# Alarmfenster / Umrechnung



## dr.hareg (6 Mai 2011)

Hallo,

ich habe zwei Problemchen bei dessen Lösung ihr vielleicht die Lösung habt. Ich möchte in CoDeSys in der Visu eine Anzeige erstellen die folgende Funktion haben sollte

neuer Alarm ==> leuchtet rot mit Text "neuer Alarm"
gehender Alarm ==> leichtet orange mit Text "gehender Alarm"
kein Alarm ==> leuchtet blau mit Text "OK"
anstehender quittierter Alarm ==> leuchtet rot mit Text "anstehende Alarme"
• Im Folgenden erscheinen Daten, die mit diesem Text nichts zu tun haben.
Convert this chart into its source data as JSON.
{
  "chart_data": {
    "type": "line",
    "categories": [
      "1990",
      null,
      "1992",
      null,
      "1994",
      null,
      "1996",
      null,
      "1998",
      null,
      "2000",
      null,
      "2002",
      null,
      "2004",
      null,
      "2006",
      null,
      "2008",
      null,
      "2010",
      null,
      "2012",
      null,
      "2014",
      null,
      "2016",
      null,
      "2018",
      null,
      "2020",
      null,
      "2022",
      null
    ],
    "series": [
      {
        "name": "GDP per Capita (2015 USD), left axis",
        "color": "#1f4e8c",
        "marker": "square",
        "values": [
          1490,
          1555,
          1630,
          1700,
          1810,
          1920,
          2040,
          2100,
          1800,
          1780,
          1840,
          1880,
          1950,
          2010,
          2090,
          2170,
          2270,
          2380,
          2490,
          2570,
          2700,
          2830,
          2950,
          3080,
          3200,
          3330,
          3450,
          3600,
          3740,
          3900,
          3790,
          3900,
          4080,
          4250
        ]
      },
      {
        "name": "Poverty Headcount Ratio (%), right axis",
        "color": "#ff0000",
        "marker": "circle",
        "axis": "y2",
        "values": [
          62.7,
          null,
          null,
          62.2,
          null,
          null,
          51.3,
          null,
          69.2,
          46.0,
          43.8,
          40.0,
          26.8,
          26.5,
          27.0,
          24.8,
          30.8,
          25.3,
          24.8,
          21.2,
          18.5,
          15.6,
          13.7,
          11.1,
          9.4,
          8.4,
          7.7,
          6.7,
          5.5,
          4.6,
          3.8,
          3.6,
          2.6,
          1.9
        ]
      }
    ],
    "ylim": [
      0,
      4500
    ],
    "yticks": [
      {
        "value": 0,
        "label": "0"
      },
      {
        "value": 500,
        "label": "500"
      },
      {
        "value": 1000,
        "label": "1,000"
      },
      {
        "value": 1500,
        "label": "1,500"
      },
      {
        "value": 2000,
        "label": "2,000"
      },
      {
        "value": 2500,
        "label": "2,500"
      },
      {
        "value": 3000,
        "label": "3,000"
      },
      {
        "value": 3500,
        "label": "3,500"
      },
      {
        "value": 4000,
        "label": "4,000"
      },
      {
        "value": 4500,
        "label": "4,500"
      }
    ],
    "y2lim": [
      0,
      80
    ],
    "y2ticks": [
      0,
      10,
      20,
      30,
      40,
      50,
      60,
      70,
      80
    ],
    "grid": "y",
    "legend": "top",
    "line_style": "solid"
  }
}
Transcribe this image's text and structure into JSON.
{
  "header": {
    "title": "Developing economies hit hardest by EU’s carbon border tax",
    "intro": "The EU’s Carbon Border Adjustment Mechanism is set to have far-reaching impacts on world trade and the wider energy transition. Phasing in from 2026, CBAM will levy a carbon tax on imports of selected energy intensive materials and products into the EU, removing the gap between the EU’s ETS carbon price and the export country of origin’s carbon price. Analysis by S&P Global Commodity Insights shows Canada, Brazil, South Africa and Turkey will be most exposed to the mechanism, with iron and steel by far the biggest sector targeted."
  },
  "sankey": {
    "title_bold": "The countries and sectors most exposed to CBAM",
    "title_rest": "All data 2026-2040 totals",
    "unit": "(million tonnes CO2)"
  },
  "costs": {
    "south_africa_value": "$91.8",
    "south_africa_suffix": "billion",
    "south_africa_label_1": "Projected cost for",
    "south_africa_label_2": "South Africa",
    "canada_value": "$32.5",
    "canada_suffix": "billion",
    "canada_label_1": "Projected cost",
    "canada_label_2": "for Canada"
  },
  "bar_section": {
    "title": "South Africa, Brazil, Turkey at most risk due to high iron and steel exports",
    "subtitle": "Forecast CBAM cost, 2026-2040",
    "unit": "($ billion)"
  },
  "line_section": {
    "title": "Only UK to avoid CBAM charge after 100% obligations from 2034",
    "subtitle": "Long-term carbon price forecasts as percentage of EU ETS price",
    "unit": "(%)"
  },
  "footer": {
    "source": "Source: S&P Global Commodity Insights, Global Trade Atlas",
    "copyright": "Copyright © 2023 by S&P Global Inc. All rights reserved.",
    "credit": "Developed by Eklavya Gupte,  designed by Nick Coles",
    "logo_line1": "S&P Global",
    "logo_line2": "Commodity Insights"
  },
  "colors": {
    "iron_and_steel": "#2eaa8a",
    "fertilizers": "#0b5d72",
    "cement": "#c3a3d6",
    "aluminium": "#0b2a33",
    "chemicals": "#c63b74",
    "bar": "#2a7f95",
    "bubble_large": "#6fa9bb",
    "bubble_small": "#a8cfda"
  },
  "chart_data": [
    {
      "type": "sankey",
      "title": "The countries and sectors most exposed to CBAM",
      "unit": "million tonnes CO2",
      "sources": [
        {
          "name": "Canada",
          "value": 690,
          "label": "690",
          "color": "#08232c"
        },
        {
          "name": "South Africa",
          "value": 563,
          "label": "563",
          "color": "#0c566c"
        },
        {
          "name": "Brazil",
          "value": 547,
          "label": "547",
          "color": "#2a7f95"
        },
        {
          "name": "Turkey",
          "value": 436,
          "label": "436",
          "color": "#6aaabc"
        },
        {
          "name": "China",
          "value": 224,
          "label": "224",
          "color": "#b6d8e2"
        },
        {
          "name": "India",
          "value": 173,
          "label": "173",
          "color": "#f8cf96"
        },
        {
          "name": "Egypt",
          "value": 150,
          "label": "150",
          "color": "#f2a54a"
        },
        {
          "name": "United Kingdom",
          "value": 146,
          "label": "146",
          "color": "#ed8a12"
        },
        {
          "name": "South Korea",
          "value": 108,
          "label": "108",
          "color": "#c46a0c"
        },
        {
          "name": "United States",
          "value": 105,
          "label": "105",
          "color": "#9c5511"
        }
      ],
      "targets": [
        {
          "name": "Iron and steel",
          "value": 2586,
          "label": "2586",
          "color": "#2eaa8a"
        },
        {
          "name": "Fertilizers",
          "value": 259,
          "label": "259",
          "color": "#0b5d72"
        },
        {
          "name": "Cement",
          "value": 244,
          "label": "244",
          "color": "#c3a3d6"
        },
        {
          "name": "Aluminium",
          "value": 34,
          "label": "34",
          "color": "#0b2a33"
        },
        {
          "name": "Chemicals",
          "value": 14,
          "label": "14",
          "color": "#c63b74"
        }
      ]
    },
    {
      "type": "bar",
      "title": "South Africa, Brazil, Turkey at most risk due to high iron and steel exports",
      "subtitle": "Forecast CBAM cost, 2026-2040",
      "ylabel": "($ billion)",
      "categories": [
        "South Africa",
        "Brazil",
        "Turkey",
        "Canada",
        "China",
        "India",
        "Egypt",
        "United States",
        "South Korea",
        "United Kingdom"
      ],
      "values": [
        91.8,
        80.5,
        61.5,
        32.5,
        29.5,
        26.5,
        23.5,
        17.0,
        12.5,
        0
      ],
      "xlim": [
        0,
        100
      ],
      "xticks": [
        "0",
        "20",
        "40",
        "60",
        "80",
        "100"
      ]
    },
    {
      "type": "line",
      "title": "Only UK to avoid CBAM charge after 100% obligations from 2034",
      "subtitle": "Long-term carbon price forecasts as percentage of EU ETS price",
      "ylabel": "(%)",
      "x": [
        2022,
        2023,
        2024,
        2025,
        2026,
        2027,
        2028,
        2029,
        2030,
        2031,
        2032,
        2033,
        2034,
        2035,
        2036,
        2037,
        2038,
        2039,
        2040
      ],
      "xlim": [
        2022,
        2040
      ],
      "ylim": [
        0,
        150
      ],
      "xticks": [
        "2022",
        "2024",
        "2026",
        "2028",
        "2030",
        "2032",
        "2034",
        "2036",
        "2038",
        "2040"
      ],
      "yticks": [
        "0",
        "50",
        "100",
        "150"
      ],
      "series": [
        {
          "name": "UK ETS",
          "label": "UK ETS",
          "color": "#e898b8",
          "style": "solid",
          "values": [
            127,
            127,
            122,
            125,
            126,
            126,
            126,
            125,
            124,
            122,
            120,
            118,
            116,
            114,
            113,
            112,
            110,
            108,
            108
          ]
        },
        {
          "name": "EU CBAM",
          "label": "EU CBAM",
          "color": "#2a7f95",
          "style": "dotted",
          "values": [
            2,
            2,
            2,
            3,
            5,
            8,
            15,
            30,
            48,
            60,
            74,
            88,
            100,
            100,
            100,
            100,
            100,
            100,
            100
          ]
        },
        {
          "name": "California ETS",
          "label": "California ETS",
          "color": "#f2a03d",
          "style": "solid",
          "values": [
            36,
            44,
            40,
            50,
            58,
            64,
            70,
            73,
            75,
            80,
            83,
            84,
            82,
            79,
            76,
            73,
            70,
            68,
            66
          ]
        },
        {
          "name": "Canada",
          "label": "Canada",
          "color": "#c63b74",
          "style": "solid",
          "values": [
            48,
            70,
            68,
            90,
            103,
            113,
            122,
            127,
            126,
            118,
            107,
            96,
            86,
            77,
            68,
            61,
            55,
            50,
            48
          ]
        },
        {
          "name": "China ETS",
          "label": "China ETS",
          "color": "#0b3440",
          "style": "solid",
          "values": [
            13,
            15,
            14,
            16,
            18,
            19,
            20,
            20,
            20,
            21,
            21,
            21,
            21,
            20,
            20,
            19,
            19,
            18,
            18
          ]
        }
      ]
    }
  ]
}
ich hab schon etwas rumgespielt mit der Variable in den  Alarmklassen aber bin nie zum gewünschten Ergebniss gekommen, ich habe es im Moment so das immerhin neuer und gehender Alarm funktioniert aber nicht ob einer ansteht.

mein zweites Problem ist mit einer Textausgabe, hier möchte ich in der Visu 0,47 eingeben aber ins Programm soll 47 gesendet werden, ist das über die Visu möglich (ähnlich der Kommaverschiebung in WinCCflex) oder muss ich die Anpassung zwingend im Programm machen?

Grüße Gerhard


----------



## Commander_Titte (6 Mai 2011)

Hallo,
bei dein zweiten kann ich dir helfen


dr.hareg schrieb:


> mein zweites Problem ist mit einer Textausgabe, hier möchte ich in der Visu 0,47 eingeben aber ins Programm soll 47 gesendet werden, ist das über die Visu möglich (ähnlich der Kommaverschiebung in WinCCflex) oder muss ich die Anpassung zwingend im Programm machen?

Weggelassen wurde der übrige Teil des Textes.